Our study demonstrates the zoonotic potential of ST11 and its close relative ST258 and provides a framework for future epidemiological and experimental studies of other livestock- or agricultural-associated lineages of C. difficile. Moreover, our findings challenge the long-held misconception that CDI is primarily nosocomial in origin and clearly emphasize the need for continued genetic and phenotypic surveillance of C. difficile from different ecological niches. As we have shown here, WGS provides the ultrafine-scale resolution needed to decipher cryptic CDI transmission pathways and identify emerging clones, as well as changes in AMR and key virulence loci.

MATERIALS AND METHODS

Bacterial isolates.

A detailed summary of isolates (n = 185), genomes (n = 207), and associated epidemiological data is provided in Data Set S1 at figshare (https://doi.org/10.6084/m9.figshare.4822255). Briefly, strains of human clinical origin (n = 150) were sourced from patients with CDI in 62 unique health care facilities/hospitals in Australia (n = 92), Europe (n = 36), Asia (n = 14), North America (n = 7), and New Zealand (n = 1) and collected between 1980 and 2016. C. difficile strains of veterinary and environmental origin (n = 57) were sourced from 16 unique farms, abattoirs, veterinary laboratories, and one organic market in Australia (n = 43) and Europe (n = 14) between 2007 and 2015. C. difficile strains were selected based on their RT belonging to ST11 (e.g., RTs 033, 078, 126 and 127, and 288), as well as several novel ST11 RTs (prefixed with “QX”). RT and toxin gene profiles for all 185 available C. difficile isolates were reconfirmed by PCR assays as previously described (13) (Fig. 1).

Whole-genome shotgun sequencing.

Genomic DNA was extracted from a 48-h blood agar subculture of C. difficile using a QuickGene DNA tissue kit (Kurabo Industries, Osaka, Japan). A total of 185 strains were subjected to WGS using the MiSeq and HiSeq platforms and standard Nextera XT libraries (Illumina, San Diego, CA) (5). For comparative analysis, the genomes of 22 previously sequenced human clinical ST11 strains from European studies (4, 36, 41) were also included in this study. Accession numbers for WGS data are provided in Data Set S1 at figshare.

Microevolutionary analysis.

Core genome single nucleotide variant (SNV) analysis followed the “gold standard” approach of Eyre et al. (18), as recently described (5).
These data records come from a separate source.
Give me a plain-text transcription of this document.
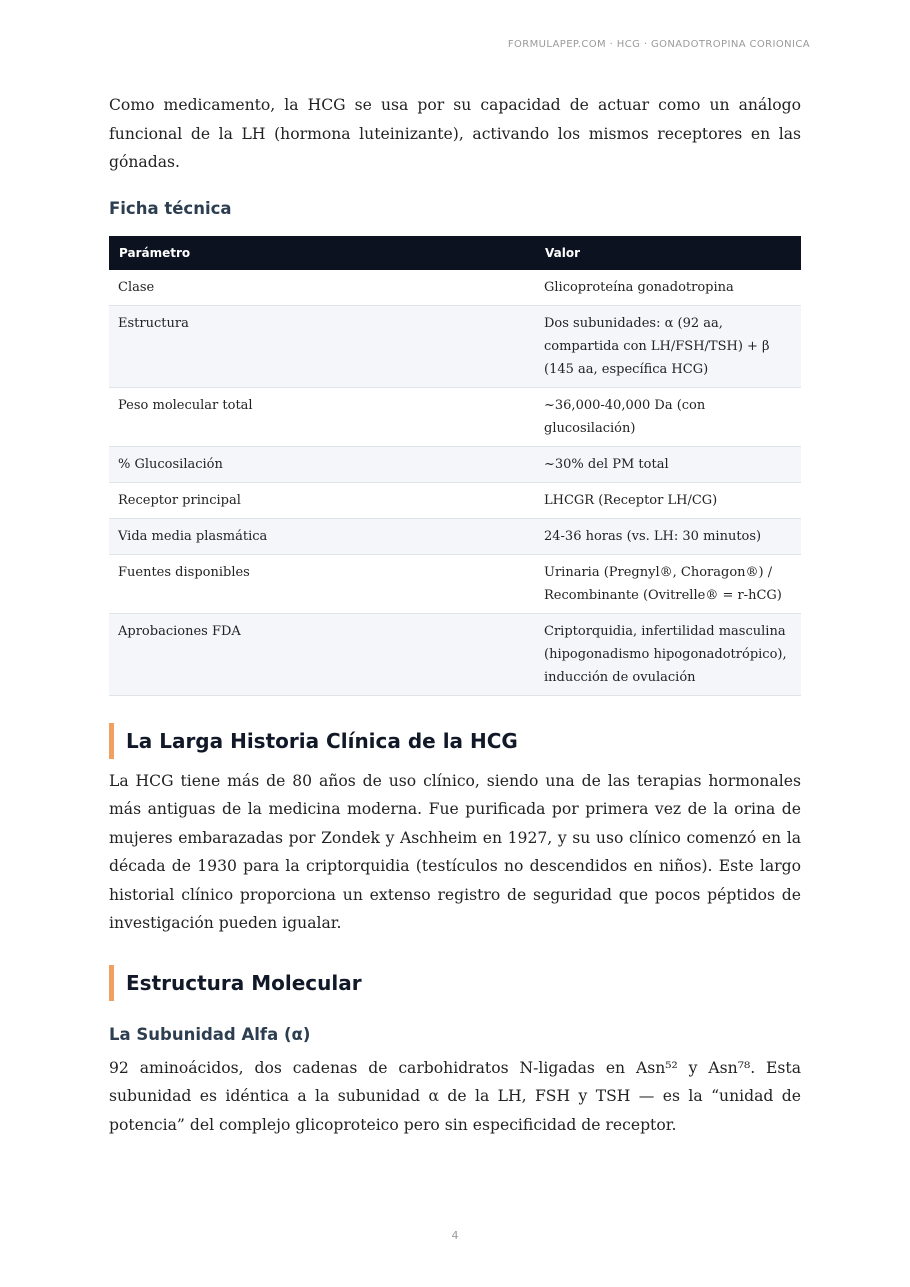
FORMULAPEP.COM · HCG · GONADOTROPINA CORIONICA

Como medicamento, la HCG se usa por su capacidad de actuar como un análogo funcional de la LH (hormona luteinizante), activando los mismos receptores en las gónadas.

Ficha técnica
Parámetro	Valor
Clase	Glicoproteína gonadotropina
Estructura	Dos subunidades: α (92 aa, compartida con LH/FSH/TSH) + β (145 aa, específica HCG)
Peso molecular total	~36,000-40,000 Da (con glucosilación)
% Glucosilación	~30% del PM total
Receptor principal	LHCGR (Receptor LH/CG)
Vida media plasmática	24-36 horas (vs. LH: 30 minutos)
Fuentes disponibles	Urinaria (Pregnyl®, Choragon®) / Recombinante (Ovitrelle® = r-hCG)
Aprobaciones FDA	Criptorquidia, infertilidad masculina (hipogonadismo hipogonadotrópico), inducción de ovulación
La Larga Historia Clínica de la HCG

La HCG tiene más de 80 años de uso clínico, siendo una de las terapias hormonales más antiguas de la medicina moderna. Fue purificada por primera vez de la orina de mujeres embarazadas por Zondek y Aschheim en 1927, y su uso clínico comenzó en la década de 1930 para la criptorquidia (testículos no descendidos en niños). Este largo historial clínico proporciona un extenso registro de seguridad que pocos péptidos de investigación pueden igualar.

Estructura Molecular
La Subunidad Alfa (α)

92 aminoácidos, dos cadenas de carbohidratos N-ligadas en Asn⁵² y Asn⁷⁸. Esta subunidad es idéntica a la subunidad α de la LH, FSH y TSH — es la “unidad de potencia” del complejo glicoproteico pero sin especificidad de receptor.

4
Briefly, trimmed reads were mapped to the finished chromosome of C. difficile strain M120 (ST11 [accession no. NC_017174]) using Smalt v0.7.6 (www.sanger.ac.uk/resources/software/smalt/). Candidate SNVs were filtered for quality and coverage and called across all mapped sites using SAMtools v0.1.12-10, with subsequent removal of indels and masking of repetitive regions, mobile genetic elements, and recombination regions (5). This approach resulted in a final set of 1,076 concatenated SNVs in “clonal frame,” which was used (i) to calculate pairwise core genome SNV differences between isolates and (ii) to generate maximum likelihood phylogenies. Trees were produced using RAxML v8.1.23 (51) with a generalized time-reversible (GTR) model of evolution and CAT approximation of rate heterogeneity and curated using FigTree v1.4.2 (52) and iToL v4 (53).
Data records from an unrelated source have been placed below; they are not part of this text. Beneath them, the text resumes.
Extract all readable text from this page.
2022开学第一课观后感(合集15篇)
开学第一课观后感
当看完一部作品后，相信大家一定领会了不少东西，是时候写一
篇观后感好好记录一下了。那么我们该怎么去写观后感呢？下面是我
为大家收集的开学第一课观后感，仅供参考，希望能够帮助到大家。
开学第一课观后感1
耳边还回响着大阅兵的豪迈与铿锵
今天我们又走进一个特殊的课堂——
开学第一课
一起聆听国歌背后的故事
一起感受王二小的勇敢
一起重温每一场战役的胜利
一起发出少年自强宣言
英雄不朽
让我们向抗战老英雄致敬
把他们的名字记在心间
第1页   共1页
Comparative genomic analysis.

Sequence reads were interrogated for MLST and acquired AMR genes using the pubMLST and ARG-ANNOT databases, respectively, compiled within SRST2 v0.1.8 (54). Genome assembly and annotation and comparative analysis of transposons (Tns), prophages, and virulence loci were performed in silico as previously described (5). Annotated genomes were used as input for pan-genome analysis with Roary v3.6.0 and PanGP v1.0.1 as previously described (5). Definitions of the core and pan-genome and estimates of the irrespective size and trajectory were made using models and regression algorithms proposed by Tettelin and colleagues (55), as previously described (5).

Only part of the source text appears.